Frequently Asked Questions
Does JobPosting schema work for agency recruiters, or only direct employers?
It works for both, but the hiringOrganization field should reflect the actual employer, not the agency. If you are an agency posting on behalf of a client, include the client's company name and URL in hiringOrganization. You can also add an employmentUnit field or use the description field to clarify that applications are managed through your agency. Transparency here helps AI systems present accurate information to candidates.
Will JobPosting schema help my listings appear in ChatGPT or Perplexity, not just Google?
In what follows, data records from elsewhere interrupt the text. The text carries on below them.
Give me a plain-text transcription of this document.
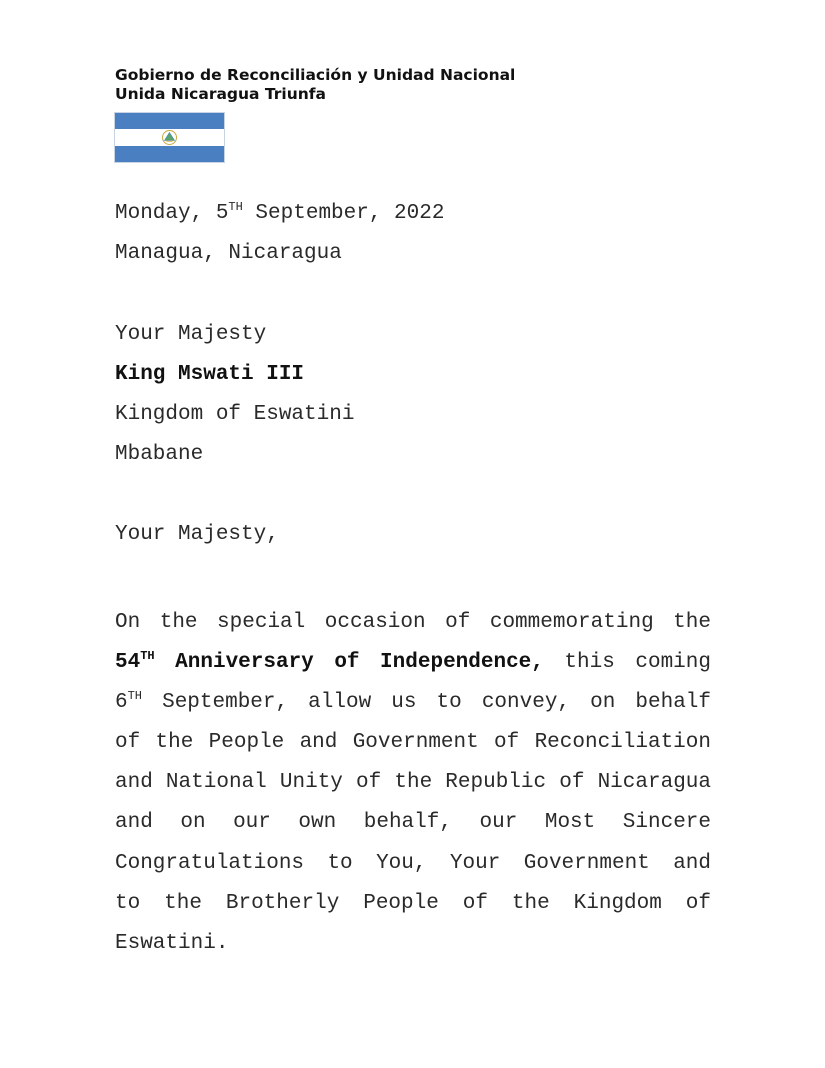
Gobierno de Reconciliación y Unidad Nacional
Unida Nicaragua Triunfa
Monday, 5TH September, 2022
Managua, Nicaragua
Your Majesty
King Mswati III
Kingdom of Eswatini
Mbabane
Your Majesty,
On the special occasion of commemorating the
54TH Anniversary of Independence, this coming
6TH September, allow us to convey, on behalf
of the People and Government of Reconciliation
and National Unity of the Republic of Nicaragua
and on our own behalf, our Most Sincere
Congratulations to You, Your Government and
to the Brotherly People of the Kingdom of
Eswatini.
Yes, though the mechanism is slightly different from Google. ChatGPT and Perplexity do not directly index your schema in real time the way Google does. They rely on crawled content and, in the case of Perplexity, live web retrieval. Structured data helps by making your page content unambiguous and machine-readable. When an AI retrieves your page to answer a job-related query, a complete JobPosting schema block gives it clean, reliable data to pull from. That makes citation far more likely than a page with no structured data at all.
How many job postings can I have on one page?
Each job posting should have its own dedicated page with its own schema block. Do not put multiple JobPosting schema blocks on a single page for different roles. Search engines and AI systems expect a one-to-one relationship between a page and a job listing. A careers listing page that shows 20 jobs should link to 20 individual pages, each with their own schema.
My jobs are pulled from an ATS feed. Can I still add JobPosting schema?
In most cases, yes, though it depends on how your ATS generates pages. Some ATS platforms like Greenhouse, Lever, and Workday allow you to embed your job listings on your own domain using iframes or JavaScript widgets. If the jobs are rendered in an iframe from a third-party domain, your schema has to live on the third-party domain and you have limited control. If they are rendered via JavaScript on your own domain, you can inject schema server-side or use a tag manager approach. The cleanest solution is to have your ATS feed job data into your own page templates so you control the full HTML output, including the schema block.